Выбрать главу

Еще более ядовитый, буйно разрастающийся сорняк это вырожденное понятие меры сеет в служебном ярусе государственной структуры, сосредоточенном вокруг властвующего центра, поскольку отныне направляющий и созидающий господин, даже как носитель божественной силы, имеет веса не больше, чем раб с его тупою мерой, и неорганизованная масса рабов становится настолько более сильна, весома и значительна, насколько она по численности своей превосходит Одного — творца или властителя.[37] Свойственная властителю уверенность в себе оборачивается посмешищем, когда противостоящее ему множество, противящееся его формирующей воле в качестве непокорной материи, приобретает не просто равный с ним вес, признаваемый и самим господином, но, пожалуй, тем больший, чем более неподатлива и массивна материя.
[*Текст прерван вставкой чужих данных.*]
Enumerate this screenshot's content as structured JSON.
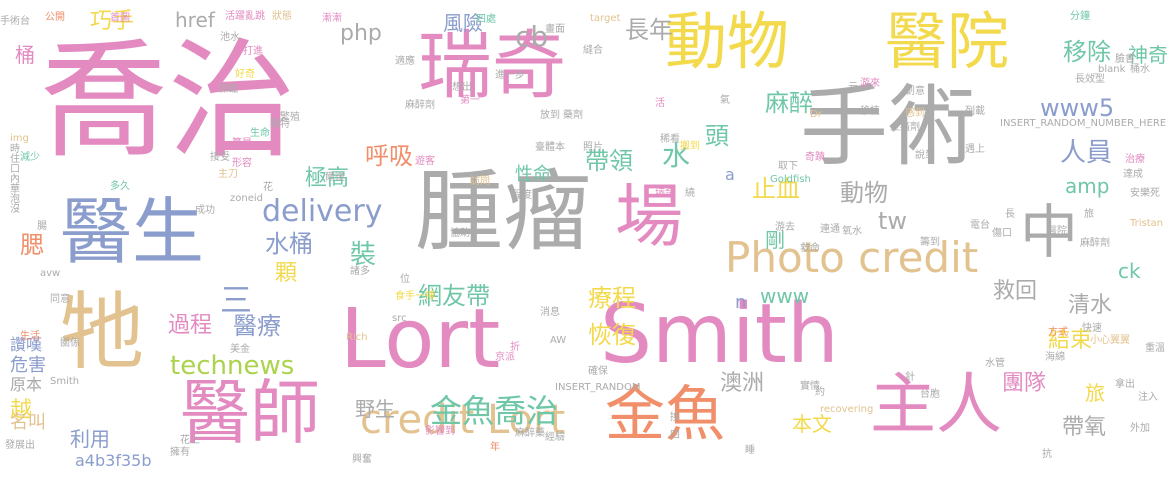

Тем самым господство оказывается бессмыслицей не только с точки зрения меры, но дискредитирует и само себя. Столь стремительное исчезновение некогда действенного и плодотворного гештальта единичного человека и общности лишь по видимости сдерживается, когда смыслом и законом государства становится полезность (ибо именно в этом и состоит самая пагубная подмена) или когда в качестве правового принципа любому, кто не скуп на деньги, в популярной дидактической форме предлагается тирания.

И боги, «прекраснейшие чем мы», бывшие для грека возвышенным образцом его собственного, человеческого формата, более не судят и не выносят приговор, потому что там, где их существование уже отрицается, нет надобности в оправдании, а где они еще существуют, их с помощью «курений, смиренных обетов и жертвоприношений»[38] можно примирить с любым недостойным деянием.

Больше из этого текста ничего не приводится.